Medicinal Chemical Studies Based on the Theoretical Design of Bioactive Compounds

Abstract

I have engaged in medicinal chemical studies based on the theoretical design of bioactive compounds. First, I present a three-dimensional structural diversity-oriented conformational restriction strategy for developing bioactive compounds based on the characteristic steric and stereoelectronic features of cyclopropane. Using this strategy, various biologically active small molecule compounds, such as receptor agonists/antagonists and enzyme inhibitors, were effectively developed. The strategy was also applied to develop versatile peptidomimetics and membrane-permeable cyclic peptides. Next, studies on Ca2+-mobilizing second messengers, cyclic ADP-ribose (cADPR) and myo-inositol trisphosphates (IP3), are described. In these studies, stable equivalents of cADPR were developed, since biological studies of cADPR have been limited due to its instability.

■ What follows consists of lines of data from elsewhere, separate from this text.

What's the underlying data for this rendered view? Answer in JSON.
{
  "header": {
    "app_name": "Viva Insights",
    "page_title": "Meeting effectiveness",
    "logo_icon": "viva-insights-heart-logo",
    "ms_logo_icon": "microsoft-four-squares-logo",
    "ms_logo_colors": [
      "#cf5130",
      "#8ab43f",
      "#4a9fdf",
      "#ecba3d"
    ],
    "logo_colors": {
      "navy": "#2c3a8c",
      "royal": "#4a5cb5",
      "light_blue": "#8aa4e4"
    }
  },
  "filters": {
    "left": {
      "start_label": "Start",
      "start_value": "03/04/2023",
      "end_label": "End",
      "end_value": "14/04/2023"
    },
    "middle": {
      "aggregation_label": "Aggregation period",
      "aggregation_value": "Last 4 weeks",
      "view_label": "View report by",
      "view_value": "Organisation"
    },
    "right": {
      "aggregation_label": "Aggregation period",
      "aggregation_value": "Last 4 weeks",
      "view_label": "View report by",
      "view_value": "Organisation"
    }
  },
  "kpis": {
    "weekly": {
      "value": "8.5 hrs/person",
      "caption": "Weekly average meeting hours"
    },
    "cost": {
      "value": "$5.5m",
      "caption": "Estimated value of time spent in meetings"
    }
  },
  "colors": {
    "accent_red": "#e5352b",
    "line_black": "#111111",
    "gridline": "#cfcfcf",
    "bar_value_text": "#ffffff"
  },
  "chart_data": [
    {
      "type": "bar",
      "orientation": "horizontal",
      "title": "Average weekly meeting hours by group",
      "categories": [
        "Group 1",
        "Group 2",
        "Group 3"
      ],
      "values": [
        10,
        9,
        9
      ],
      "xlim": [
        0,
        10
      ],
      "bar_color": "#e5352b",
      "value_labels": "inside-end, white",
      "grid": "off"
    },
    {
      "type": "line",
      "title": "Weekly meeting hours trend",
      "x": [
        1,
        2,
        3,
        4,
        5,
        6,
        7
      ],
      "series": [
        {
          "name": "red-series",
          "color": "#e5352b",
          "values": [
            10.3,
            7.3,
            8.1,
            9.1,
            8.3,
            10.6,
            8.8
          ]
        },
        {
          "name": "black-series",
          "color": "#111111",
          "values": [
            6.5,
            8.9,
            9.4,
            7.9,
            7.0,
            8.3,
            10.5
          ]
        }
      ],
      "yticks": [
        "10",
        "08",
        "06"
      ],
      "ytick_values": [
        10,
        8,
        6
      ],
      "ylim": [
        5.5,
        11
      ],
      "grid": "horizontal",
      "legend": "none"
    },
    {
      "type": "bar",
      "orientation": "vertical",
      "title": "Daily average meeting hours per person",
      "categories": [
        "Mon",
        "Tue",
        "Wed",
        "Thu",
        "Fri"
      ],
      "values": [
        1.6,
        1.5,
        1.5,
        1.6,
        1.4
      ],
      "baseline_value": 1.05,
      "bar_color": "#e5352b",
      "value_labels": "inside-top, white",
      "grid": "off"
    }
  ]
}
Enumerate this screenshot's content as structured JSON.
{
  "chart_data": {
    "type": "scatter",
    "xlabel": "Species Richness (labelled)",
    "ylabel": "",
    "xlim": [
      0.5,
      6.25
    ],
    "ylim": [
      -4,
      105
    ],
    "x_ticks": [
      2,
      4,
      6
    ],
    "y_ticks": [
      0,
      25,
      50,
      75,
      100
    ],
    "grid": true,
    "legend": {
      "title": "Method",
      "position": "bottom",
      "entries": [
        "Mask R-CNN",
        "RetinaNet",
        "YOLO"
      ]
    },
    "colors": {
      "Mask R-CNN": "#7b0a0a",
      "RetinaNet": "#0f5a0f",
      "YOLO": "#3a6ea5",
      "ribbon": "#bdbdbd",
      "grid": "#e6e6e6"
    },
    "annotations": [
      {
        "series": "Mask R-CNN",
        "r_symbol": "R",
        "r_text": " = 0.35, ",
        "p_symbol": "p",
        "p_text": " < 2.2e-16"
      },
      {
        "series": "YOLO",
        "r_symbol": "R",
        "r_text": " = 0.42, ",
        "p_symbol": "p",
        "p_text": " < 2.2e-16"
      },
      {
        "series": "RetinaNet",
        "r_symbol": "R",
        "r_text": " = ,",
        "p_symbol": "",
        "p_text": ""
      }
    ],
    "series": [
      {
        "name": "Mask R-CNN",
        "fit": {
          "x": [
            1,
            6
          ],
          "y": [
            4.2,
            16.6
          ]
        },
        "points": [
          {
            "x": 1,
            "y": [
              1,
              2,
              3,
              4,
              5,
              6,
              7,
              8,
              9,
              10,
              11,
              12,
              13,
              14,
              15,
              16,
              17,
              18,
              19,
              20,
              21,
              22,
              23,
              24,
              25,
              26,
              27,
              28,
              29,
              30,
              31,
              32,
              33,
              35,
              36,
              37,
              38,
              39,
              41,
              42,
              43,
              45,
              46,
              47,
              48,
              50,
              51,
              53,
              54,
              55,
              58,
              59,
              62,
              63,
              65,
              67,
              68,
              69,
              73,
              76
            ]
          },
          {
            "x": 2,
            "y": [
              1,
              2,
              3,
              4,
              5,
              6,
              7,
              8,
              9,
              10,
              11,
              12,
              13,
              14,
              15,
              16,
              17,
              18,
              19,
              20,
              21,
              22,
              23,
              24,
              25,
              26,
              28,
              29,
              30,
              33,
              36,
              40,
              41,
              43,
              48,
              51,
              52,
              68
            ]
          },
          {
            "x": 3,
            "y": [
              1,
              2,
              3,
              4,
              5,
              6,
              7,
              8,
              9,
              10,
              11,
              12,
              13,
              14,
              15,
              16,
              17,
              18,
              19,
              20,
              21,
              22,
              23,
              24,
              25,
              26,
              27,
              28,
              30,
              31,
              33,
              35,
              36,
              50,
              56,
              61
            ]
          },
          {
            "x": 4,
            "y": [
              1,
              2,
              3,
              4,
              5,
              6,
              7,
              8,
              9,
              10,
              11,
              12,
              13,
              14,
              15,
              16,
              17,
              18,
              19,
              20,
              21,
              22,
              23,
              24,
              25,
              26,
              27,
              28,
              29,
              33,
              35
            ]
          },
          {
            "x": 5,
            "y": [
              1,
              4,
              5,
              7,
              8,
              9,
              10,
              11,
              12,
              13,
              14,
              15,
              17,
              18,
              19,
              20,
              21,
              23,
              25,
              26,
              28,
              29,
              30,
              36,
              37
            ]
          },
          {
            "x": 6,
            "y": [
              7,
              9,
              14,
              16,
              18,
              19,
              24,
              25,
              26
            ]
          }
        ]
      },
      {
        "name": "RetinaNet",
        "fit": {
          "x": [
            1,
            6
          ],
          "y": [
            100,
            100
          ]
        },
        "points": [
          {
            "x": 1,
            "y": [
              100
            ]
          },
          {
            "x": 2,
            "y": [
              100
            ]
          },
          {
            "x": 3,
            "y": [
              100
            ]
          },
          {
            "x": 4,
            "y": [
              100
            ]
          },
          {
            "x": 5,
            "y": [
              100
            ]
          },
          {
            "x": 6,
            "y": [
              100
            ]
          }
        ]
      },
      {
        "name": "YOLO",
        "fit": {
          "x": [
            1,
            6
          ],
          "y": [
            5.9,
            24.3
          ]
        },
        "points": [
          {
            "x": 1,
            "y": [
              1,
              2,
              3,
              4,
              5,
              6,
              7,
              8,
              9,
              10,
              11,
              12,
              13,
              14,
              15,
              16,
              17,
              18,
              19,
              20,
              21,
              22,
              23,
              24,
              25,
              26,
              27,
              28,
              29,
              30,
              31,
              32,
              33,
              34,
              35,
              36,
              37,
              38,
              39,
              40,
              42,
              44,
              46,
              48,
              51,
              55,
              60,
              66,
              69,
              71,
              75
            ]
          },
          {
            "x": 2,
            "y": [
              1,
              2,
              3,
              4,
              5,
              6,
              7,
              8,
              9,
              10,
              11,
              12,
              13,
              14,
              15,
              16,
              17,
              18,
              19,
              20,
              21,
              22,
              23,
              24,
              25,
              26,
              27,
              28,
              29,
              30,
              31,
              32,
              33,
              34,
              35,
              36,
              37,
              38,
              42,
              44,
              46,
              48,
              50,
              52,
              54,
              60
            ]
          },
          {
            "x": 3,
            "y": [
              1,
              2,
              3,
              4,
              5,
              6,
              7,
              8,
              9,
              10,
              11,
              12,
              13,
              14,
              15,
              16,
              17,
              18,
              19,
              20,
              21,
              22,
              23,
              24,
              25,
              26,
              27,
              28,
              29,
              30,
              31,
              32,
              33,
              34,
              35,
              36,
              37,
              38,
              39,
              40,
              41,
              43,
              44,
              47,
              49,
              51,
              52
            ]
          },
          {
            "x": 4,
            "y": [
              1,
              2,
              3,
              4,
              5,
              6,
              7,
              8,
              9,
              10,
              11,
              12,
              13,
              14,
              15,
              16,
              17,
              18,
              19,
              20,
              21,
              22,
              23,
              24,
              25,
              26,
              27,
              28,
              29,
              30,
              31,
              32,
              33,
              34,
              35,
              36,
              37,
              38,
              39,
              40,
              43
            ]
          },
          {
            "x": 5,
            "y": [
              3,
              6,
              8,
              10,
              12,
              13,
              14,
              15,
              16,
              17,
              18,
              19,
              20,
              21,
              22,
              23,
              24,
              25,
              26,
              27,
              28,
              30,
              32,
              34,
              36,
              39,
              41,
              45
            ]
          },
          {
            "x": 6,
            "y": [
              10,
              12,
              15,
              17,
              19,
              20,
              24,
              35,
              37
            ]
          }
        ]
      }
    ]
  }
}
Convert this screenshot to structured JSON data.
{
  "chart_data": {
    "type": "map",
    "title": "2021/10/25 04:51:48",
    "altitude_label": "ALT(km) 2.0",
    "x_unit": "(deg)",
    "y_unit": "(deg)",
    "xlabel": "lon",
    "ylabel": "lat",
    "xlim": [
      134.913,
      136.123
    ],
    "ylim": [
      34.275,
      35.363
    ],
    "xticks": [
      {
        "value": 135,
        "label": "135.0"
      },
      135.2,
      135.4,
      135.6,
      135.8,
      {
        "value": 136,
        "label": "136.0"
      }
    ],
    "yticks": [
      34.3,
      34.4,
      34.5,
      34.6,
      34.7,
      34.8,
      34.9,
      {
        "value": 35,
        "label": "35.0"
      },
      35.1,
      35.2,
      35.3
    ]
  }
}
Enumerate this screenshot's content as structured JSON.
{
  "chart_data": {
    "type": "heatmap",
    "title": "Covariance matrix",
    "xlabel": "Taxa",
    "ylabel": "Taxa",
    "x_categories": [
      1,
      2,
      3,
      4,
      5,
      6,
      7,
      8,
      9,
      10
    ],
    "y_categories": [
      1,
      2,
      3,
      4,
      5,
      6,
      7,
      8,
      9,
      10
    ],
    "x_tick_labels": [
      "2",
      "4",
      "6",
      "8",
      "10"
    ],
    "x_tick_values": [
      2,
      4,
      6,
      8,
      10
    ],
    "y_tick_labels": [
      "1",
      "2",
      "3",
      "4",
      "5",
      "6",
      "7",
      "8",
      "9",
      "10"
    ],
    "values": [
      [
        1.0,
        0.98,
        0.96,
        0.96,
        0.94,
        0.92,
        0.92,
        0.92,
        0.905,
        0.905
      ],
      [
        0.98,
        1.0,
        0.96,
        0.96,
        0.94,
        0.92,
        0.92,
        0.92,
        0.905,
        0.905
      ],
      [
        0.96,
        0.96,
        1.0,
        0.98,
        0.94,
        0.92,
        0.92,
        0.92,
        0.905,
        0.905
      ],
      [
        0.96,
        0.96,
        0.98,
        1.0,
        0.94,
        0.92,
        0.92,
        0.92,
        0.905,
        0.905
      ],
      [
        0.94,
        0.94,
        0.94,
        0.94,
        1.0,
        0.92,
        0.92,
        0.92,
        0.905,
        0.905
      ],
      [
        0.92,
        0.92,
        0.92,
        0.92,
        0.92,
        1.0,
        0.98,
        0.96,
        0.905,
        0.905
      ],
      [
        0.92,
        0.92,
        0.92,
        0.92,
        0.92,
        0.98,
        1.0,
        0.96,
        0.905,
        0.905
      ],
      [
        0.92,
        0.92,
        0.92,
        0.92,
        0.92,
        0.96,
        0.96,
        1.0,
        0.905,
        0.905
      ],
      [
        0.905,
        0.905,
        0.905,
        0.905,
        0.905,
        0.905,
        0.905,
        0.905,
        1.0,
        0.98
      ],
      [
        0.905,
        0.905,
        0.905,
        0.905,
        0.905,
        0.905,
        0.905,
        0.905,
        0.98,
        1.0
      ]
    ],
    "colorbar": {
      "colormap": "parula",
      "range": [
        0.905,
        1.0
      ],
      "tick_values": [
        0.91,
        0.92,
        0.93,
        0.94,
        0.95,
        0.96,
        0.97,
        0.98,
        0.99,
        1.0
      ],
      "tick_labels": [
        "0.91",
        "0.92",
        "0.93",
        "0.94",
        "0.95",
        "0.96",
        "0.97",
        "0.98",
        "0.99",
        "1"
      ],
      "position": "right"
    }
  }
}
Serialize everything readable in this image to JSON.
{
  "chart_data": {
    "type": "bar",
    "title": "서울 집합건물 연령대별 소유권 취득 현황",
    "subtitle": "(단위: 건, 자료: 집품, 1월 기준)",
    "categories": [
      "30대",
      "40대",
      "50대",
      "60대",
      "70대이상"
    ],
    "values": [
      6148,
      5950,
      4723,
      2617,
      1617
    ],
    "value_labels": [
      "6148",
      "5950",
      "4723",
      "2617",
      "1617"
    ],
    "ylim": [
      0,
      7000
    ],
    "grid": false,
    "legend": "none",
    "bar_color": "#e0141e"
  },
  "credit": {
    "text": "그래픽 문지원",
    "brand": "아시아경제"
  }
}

Various potent IP3 receptor ligands, which were designed using the d-glucose structure as a bioisostere of the myo-inositol moiety of IP3, have been identified. Organic chemistry studies have also been extensively performed, because excellent organic chemistry is essential for promoting high-level medicinal chemical studies. For examples, new methods for the synthesis of chiral cyclopropanes, new radical reactions with silicon tethers, and kinetic anomeric effect-dependent stereoselective glycosidations have been developed.